The Colegio Santa María in Salta has expelled a young fourth year boy named Santiago Casares after he made statements and presented himself in a way that “upset” teachers at the Catholic school. Four of his classmates who protested the unjust expulsion and his mistreatment suffered the same fate, El Canciller reported.
A spokesperson and lawyer for the Colegio Santa María claimed that the student was told to take an LGBTQ+ bracelet off, as the school doesn’t permit items that “aren’t conducive to learning.” Speaking to the media this morning, the student’s father claimed that they were “lies” and testified that even though “80 percent of students are wearing bracelets,” only his son was the only one reprimanded. The father reported that his son was told to take it off because, “it didn’t align with the values of the school” and the teacher threatened to “take him to the [principal’s office] immediately.”

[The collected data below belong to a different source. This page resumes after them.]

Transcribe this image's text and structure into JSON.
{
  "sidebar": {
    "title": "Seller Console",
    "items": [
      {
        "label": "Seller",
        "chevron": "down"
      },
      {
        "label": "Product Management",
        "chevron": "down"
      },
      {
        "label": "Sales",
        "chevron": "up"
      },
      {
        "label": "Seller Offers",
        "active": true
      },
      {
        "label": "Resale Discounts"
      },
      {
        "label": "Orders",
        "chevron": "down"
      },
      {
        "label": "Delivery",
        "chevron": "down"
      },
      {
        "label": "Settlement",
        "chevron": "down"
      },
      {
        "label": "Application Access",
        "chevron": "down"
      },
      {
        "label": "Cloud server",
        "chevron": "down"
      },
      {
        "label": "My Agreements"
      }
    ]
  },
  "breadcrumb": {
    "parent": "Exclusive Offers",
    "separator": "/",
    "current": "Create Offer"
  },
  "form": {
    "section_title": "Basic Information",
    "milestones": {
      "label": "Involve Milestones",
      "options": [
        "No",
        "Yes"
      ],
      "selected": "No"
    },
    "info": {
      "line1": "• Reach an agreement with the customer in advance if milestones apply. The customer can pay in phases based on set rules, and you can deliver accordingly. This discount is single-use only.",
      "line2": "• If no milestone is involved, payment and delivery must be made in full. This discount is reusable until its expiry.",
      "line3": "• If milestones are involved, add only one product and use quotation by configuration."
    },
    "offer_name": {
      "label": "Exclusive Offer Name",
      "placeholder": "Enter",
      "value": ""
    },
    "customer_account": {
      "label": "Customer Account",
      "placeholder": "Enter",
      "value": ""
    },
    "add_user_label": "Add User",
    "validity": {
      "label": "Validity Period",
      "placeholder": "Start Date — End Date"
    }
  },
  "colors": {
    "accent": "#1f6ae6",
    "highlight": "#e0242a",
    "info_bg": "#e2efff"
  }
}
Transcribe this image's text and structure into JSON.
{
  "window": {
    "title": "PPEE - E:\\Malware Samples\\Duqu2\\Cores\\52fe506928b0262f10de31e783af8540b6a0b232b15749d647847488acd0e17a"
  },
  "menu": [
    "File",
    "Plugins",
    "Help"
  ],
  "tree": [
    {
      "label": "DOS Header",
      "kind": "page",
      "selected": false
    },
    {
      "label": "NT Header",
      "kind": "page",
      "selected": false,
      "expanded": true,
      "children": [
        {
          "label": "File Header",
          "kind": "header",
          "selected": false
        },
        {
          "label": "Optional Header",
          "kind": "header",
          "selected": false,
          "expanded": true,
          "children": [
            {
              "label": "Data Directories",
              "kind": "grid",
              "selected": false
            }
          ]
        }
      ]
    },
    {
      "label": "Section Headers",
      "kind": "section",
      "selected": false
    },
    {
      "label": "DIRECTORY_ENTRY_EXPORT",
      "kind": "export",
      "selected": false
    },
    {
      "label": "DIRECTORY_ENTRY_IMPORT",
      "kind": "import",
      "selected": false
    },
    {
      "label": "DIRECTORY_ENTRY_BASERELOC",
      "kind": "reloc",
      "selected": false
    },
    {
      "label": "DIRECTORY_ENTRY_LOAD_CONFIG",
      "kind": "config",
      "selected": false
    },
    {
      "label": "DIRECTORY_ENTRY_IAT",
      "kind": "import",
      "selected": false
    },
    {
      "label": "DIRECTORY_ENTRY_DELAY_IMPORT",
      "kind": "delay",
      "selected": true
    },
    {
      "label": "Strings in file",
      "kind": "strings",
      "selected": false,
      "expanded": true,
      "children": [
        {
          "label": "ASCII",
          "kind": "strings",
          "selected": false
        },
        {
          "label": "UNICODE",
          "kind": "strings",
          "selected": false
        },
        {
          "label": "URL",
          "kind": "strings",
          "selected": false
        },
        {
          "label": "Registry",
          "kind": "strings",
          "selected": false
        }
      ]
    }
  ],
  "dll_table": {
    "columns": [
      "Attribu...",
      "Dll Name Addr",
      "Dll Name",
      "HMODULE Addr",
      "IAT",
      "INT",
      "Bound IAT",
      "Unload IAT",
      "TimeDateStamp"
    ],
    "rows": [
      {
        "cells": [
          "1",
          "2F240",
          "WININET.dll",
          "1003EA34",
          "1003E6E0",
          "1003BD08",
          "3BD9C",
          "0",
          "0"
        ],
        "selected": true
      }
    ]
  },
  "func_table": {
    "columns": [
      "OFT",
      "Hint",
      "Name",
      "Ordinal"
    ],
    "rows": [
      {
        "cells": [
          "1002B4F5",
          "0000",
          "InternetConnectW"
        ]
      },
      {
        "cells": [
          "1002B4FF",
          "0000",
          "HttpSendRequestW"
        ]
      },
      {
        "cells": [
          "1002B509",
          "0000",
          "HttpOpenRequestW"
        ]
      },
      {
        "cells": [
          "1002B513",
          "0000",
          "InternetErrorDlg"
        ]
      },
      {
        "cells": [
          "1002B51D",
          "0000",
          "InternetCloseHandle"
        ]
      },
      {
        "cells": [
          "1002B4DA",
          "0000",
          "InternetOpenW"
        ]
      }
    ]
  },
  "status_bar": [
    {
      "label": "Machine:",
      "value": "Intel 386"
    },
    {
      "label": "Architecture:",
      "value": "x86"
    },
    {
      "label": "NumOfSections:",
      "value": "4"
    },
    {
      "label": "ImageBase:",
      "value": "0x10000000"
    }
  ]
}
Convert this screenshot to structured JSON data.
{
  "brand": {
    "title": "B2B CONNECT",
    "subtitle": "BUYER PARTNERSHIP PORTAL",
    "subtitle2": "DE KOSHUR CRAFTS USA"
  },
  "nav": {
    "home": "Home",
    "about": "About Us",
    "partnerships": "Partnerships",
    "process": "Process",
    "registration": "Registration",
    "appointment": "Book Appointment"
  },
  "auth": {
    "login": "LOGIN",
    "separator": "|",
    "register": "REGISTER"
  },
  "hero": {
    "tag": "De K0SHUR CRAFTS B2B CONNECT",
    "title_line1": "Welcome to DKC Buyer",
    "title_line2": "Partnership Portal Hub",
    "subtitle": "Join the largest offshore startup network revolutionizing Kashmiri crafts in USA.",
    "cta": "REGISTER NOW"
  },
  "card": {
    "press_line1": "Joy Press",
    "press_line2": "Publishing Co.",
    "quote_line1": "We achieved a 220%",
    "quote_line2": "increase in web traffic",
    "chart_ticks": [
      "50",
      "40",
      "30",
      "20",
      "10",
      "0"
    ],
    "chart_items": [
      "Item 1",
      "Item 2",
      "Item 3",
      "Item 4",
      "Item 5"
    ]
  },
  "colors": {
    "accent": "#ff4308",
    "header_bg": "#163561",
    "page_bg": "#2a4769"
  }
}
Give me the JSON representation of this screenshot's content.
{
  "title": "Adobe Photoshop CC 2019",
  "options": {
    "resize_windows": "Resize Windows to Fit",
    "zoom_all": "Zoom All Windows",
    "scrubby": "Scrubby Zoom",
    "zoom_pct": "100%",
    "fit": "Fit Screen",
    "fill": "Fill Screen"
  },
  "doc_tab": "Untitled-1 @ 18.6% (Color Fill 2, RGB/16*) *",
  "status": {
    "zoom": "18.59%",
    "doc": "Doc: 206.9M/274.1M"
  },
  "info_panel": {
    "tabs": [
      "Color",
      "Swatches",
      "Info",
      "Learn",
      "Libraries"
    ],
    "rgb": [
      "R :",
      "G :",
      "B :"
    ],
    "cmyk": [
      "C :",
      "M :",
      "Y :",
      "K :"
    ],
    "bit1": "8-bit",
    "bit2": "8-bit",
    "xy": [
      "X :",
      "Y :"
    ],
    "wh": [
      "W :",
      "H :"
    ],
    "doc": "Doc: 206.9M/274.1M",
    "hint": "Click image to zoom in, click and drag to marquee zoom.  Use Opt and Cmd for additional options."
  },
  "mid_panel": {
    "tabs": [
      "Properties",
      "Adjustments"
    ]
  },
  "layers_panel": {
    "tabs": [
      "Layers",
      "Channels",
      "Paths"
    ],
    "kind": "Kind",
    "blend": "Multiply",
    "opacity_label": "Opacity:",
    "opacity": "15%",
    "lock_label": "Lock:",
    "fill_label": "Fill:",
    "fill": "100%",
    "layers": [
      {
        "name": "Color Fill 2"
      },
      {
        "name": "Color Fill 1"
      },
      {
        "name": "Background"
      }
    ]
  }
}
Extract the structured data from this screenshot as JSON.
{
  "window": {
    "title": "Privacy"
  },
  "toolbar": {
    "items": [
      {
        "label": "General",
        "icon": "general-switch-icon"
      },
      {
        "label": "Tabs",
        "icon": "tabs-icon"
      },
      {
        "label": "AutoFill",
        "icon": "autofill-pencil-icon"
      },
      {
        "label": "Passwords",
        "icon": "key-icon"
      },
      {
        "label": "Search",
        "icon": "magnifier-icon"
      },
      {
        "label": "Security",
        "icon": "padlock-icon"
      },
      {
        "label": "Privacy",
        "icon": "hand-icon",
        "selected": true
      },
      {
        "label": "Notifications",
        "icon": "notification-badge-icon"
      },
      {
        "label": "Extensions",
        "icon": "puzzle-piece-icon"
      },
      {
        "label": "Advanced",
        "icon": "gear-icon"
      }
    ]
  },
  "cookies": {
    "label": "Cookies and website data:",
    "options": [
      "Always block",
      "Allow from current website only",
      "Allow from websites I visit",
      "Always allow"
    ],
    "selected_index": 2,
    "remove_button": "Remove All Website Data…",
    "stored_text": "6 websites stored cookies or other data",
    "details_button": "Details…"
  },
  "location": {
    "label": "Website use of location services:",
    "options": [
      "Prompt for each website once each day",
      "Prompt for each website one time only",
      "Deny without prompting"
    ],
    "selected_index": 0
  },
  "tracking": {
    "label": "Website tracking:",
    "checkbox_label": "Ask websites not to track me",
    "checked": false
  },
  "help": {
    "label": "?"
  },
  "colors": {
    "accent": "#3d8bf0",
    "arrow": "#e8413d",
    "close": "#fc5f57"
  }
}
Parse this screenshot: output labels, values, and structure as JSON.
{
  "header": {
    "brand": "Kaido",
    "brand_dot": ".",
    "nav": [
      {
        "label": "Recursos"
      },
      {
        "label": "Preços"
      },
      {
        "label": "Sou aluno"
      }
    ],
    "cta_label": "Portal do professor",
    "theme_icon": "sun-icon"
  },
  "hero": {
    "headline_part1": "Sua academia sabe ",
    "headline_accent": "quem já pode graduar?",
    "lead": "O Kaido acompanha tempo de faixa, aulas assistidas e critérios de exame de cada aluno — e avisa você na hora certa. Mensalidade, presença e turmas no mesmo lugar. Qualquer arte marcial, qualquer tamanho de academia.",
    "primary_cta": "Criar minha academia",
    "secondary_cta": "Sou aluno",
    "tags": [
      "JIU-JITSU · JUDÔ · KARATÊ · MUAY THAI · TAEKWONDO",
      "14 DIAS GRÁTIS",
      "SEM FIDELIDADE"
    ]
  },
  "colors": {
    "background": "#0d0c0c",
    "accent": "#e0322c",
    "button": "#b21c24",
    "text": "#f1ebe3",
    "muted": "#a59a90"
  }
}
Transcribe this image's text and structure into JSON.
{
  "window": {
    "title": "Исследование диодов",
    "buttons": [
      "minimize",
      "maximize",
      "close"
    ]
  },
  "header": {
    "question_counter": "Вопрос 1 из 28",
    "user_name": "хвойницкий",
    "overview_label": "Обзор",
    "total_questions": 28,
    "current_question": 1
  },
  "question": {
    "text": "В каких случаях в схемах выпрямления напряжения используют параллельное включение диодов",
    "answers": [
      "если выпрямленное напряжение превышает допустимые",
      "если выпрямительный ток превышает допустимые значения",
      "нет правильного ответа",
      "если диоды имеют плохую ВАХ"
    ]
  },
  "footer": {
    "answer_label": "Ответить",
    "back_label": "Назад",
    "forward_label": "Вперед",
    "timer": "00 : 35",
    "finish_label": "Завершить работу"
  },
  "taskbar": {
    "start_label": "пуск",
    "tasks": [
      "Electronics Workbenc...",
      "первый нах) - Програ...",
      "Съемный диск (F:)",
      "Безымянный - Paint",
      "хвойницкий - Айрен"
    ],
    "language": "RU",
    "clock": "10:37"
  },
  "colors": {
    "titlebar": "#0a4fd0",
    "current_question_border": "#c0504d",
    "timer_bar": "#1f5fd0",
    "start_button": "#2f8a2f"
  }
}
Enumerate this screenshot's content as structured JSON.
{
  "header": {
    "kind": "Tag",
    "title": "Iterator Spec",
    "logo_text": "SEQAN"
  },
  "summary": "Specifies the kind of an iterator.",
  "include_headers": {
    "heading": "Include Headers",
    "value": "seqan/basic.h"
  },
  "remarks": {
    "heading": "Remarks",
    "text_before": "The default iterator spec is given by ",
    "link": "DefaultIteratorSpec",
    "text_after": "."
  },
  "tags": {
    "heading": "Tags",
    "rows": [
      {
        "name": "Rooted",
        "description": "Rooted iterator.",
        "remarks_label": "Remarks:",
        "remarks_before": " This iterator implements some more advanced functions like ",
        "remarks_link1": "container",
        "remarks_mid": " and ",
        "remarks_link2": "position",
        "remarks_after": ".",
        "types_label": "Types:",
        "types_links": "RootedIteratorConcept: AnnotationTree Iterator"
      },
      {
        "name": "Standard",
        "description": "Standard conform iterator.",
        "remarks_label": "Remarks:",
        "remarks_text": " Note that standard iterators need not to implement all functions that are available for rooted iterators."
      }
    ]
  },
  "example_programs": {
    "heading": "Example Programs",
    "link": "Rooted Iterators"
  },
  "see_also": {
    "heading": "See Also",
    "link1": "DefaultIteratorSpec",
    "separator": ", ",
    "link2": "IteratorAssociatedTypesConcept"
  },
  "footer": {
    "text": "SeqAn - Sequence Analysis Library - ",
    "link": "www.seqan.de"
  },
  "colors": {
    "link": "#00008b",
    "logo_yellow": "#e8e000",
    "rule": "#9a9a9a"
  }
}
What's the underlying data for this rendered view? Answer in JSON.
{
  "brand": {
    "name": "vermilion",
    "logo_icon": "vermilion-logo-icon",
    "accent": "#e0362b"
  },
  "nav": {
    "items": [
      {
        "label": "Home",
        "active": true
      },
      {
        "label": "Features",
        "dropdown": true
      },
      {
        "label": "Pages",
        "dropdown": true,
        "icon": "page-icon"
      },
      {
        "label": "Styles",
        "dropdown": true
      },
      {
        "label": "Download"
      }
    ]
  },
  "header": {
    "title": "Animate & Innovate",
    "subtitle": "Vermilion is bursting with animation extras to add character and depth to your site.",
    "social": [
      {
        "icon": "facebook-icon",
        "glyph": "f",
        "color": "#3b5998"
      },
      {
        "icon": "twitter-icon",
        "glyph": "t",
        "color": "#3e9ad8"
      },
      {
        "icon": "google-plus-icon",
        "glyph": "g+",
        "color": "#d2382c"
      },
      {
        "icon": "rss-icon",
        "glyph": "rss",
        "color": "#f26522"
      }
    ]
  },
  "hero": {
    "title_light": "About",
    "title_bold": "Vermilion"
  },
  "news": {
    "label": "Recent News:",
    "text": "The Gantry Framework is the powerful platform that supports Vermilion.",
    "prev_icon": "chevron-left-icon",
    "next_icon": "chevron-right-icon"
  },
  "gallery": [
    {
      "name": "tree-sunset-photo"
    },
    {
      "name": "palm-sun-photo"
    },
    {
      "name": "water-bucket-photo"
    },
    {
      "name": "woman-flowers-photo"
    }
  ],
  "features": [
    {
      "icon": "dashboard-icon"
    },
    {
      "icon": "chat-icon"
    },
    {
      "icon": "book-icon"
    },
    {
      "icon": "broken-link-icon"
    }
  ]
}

The school is the most expensive in the region and is one of the most exclusive in the capital of the northern province, where the children of public officials and the upper class attend with lavish tuition fees of AR $15,000 per month.
It is reported that while Santiago was wearing the LGBTQ+ bracelet, it generated discomfort among the staff, who asked him to take it off immediately. Days later, the institution is said to have apologized for what happened through a letter and even offered to “cure” him, the parents were also informed in the letter that Santiago didn’t conform to the “religious canons of the institution.”
Despite harassment, ignorance, and ill-treatment, Santiago’s classmates decided to support him by wearing the same bracelet in solidarity. However, they were punished as well. The boys expressed themselves on the social networks “backing” their classmate; the school, after sharing publications and letters, informed them they were unable to renew their studies at the institution for the 2019 year.
The case has been taken to the government agency against discrimination, INADI.
Salta is one of the most conservative provinces in the nation. Only in 2017 did Argentina’s Supreme Court, in a divided ruling, declare the unconstitutionality of the Provincial Education Act of Salta, which meant the public schools of that province were no longer able to enforce religious education in the school hours nor were they able to include religious material in the curriculum.